Да, наверное, я была достаточно хороша, потому что Кристи добилась успехов не только в конюшне, но и вне ее. В последний день она обняла меня на прощание, пока социальный работник и ее новая приемная семья нервно ждали ее у микроавтобуса «вольво». Кристи сказала, что я изменила ее жизнь. Что она никогда меня не забудет.
Так что заботилась я хорошо.
Но я не до конца понимала. Я понятия не имела, каково это — задыхаться и чувствовать, как тело и мозг одновременно сопротивляются душе.
Беспомощность.
Желание сбежать.
Я не понимала этого.
До последнего времени.
После ленча я вернулась в дом, открыла дверь в папин домашний кабинет и включила его копир. Через три часа Джек Смит снова будет наступать мне на пятки.
Он пообещал приехать ко мне на ранчо и привезти свои заметки с файлами по делу Марчетти. Я же обещала поделиться содержимым банковской ячейки.
И не сказала Джеку, что на ранчо к нам присоединится Лайл. Тот сам хотел получить копии чеков и газетных статей и был не против приехать за ними ко мне. Мы оба согласились, что заниматься копированием посреди полной любопытных глаз редакции будет немного глупо. К тому же Лайлу не терпелось посмотреть на Джека.
Что до меня, то я хотела заняться этими вырезками сама, прежде чем они оба сюда нагрянут.
Я оставила макбук заряжаться и разложила на мамином столе семь пожелтевших статей. Лучи послеполуденного солнца из окна окутывали меня, как свет софита, согревая и успокаивая.
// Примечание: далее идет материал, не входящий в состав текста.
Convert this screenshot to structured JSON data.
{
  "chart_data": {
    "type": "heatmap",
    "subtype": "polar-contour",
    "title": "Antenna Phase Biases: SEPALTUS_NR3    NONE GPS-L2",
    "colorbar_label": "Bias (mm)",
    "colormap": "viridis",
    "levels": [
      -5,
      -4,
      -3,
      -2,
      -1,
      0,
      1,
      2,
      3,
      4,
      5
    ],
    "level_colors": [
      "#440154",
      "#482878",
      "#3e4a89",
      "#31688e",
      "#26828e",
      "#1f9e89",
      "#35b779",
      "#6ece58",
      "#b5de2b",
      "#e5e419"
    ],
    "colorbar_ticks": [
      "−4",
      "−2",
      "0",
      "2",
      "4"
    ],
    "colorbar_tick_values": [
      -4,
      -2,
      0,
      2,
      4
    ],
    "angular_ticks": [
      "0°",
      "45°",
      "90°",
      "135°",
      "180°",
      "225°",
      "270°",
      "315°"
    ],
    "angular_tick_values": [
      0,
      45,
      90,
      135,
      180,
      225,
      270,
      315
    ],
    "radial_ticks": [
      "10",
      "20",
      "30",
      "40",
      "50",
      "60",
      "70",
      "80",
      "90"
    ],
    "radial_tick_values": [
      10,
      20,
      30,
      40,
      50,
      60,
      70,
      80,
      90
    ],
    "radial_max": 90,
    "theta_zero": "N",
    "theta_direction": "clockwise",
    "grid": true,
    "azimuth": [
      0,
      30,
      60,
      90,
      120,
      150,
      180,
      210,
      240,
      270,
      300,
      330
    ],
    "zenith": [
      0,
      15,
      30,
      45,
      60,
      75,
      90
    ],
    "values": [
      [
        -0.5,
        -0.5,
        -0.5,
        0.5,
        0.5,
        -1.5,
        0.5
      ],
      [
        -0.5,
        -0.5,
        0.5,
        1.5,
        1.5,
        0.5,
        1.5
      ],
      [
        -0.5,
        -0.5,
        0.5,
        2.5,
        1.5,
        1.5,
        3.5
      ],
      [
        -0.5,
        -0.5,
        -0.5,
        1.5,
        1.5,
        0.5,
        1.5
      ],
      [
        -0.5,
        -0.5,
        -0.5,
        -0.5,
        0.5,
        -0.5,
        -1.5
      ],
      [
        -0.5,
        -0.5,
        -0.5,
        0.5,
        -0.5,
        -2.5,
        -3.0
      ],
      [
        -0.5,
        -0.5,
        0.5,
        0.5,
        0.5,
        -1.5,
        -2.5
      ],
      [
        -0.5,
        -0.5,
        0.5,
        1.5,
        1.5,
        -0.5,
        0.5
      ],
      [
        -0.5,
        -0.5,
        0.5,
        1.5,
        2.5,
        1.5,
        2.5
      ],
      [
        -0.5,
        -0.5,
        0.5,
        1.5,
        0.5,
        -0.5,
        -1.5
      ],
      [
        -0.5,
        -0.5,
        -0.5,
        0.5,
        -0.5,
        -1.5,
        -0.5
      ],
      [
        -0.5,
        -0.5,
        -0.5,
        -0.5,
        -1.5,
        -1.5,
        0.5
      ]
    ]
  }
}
Моя мама любила загадки. Все ребята из младшей школы обожали собираться у нас на Хэллоуин, потому что она устраивала невероятно интересную охоту за сокровищами.
Где смерть и красная кровь веками играют в любовь. Записка с подсказкой обнаруживалась в шипах розового куста. Единственное место, где гибель идет раньше жизни. И следующая бумажка находилась в старом словаре, на странице с буквой «Г».
Я заставила себя вынырнуть из омута воспоминаний. Мамин интеллект исчез — пшик, словно его засосало пылесосом, осталась лишь пара чудом уцелевших пыльных катышков и я, отчаянно пытающаяся разгадать главную загадку ее жизни.
Газетные вырезки скрывали нечто крайне важное для нее, в этом я не сомневалась.
Я начала с убитой девушки из Оклахомы. Вылинявшее фото Дженнифер Куган было почти неразличимо, но она явно была красавицей, а на ее голове виднелась корона. Заголовок оказался грубым и строго-деловитым: «Студентка университета изнасилована, застрелена, сброшена в Литтл-Ривер». Бесчувственный подзаголовок уточнял: «По словам полиции, финалистка конкурса “Мисс Национальный Тинейджер” изуродована до неузнаваемости».
Двадцать пять лет назад, в последнюю ночь ее жизни, Дженнифер Куган исполнилось девятнадцать. Она только что закончила первый курс Университета Оклахомы и подрабатывала официанткой, вернувшись на лето в родительский дом в Идабель. Родной городок казался ей в то лето самым безопасным местом на земле, но таковым не являлся. Отработав вечернюю смену в местном ресторане «Кедровый Дом», она подошла к своему голубому кабриолету 72-го года выпуска и встретилась с Дьяволом, тем самым, о котором баптистский проповедник предупреждал ее каждое воскресенье.
Дедушка в свое время очень четко объяснил мне, что маленькие города — это уменьшенные копии мегаполисов. И за тонкими дверями семейных домов точно так же скрывается зло.